Чак поднялся с кровати, подошел к окну, открыл дверь на балкон и долго стоял, опершись плечом на дверной косяк, глядя на темные окна номера Стефани Харпер.


Стефани и Джон лежали в постели с погашенным верхним светом.

— Послушай, Джон, мы с тобой странная пара.

— Что здесь странного? Пара как пара, любим друг друга.

Джон приподнялся на локте и посмотрел на силуэт головы Стефани на фоне окна.

— Нет, все-таки странная.

— Почему?

— Мы ничего не знаем друг о друге в прошлом. Я тебе не рассказывала о себе, ты мне никогда не рассказывал о своей жизни. Был ты женат или нет? А если был, то кто она, где сейчас?

— Был женат, Стефани, был. Была у меня жена и дочка. Но я об этом совершенно не хочу вспоминать, тем более сейчас, когда мне хорошо.

— Прости, Джон, я не хотела тебя расстраивать.

— Лучше ты о себе расскажи.

— Я? — Стефани поправила подушку и села в постели. — А что я могу рассказать о себе?

— Тебе, самой богатой женщине Австралии, миллионерше, не о чем рассказать?

— Джон, я так много хотела бы рассказать тебе, но не знаю, с чего начать.

— С чего начать? А расскажи мне то, о чем никогда и никому не рассказывала.

— Джон, я тебе нравлюсь?

— Конечно, Стефани.

— Я не то имею в виду, я тебе нравлюсь как женщина? Ты считаешь меня красивой?

— Стефани, я считаю тебя самой прекрасной. Твое лицо — само совершенство, поверь мне, ведь я художник.

— Джон, это не мое лицо.

— Как это не твое лицо? — Джон глядел на профиль жены. — А чье же?

— Это лицо сделал один очень хороший хирург.

Джон пожал плечами.

— Ну, тогда он, наверное, еще и хороший художник, даже замечательный, если смог придумать и сделать такую женщину, как ты.

— Джон, я и до этого была красивой, но выглядела совершенно не так.

Джон заинтересовался, приподнялся и тоже прислонился к спинке кровати.

— А зачем он сделал тебе другое лицо? Ты что, выглядела очень старо и решила стать помоложе?

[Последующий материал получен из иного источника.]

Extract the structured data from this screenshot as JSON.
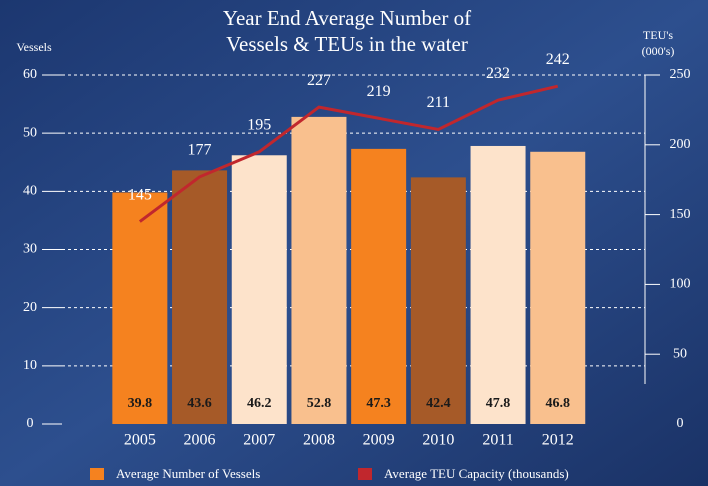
{
  "chart_data": {
    "type": "bar",
    "title": [
      "Year End Average Number of",
      "Vessels & TEUs in the water"
    ],
    "y_label": "Vessels",
    "y2_label": [
      "TEU's",
      "(000's)"
    ],
    "categories": [
      "2005",
      "2006",
      "2007",
      "2008",
      "2009",
      "2010",
      "2011",
      "2012"
    ],
    "series": [
      {
        "name": "Average Number of Vessels",
        "type": "bar",
        "color": "#f5821f",
        "colors": [
          "#f5821f",
          "#a65a28",
          "#fde3cb",
          "#f9c08e",
          "#f5821f",
          "#a65a28",
          "#fde3cb",
          "#f9c08e"
        ],
        "values": [
          39.8,
          43.6,
          46.2,
          52.8,
          47.3,
          42.4,
          47.8,
          46.8
        ]
      },
      {
        "name": "Average TEU Capacity (thousands)",
        "type": "line",
        "axis": "y2",
        "color": "#c1272d",
        "values": [
          145,
          177,
          195,
          227,
          219,
          211,
          232,
          242
        ]
      }
    ],
    "ylim": [
      0,
      60
    ],
    "yticks": [
      0,
      10,
      20,
      30,
      40,
      50,
      60
    ],
    "y2lim": [
      0,
      250
    ],
    "y2ticks": [
      0,
      50,
      100,
      150,
      200,
      250
    ],
    "grid": true,
    "legend": "bottom"
  }
}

— Нет, Джон, все совсем не так. Это — давняя и очень страшная история.

— Может, ты расскажешь ее мне и тебе станет немного легче?

Джон придвинулся к жене и обнял ее за плечи. Стефани тихо убрала его руку и отстранилась.

— Это было давно. В Эдеме. Я вышла замуж за очень известного теннисиста. Потом он погиб, его застрелила из мести моя сестра. Но вначале мне казалось, что мы очень счастливы.

— Счастливы? — спросил Джон. — Так, как сейчас со мной?

— Нет, с тобой у нас все совсем по-другому. Мы взрослые, чтобы не сказать — старые, люди, и наши отношения иные. Как ты думаешь, Джон, зачем я так коротко, как мальчишка, постриглась?

Джон пожал плечами.

— Я думаю, это твоя причуда.

— Причуда, в этом есть правда. Но, скорее всего, это потому, что мне надоело быть солидной женщиной, президентом огромной компании. Мне хочется, чтобы меня не узнавали. Я хотела стать другим человеком. Я думала, что стану от этого еще ближе и дороже тебе.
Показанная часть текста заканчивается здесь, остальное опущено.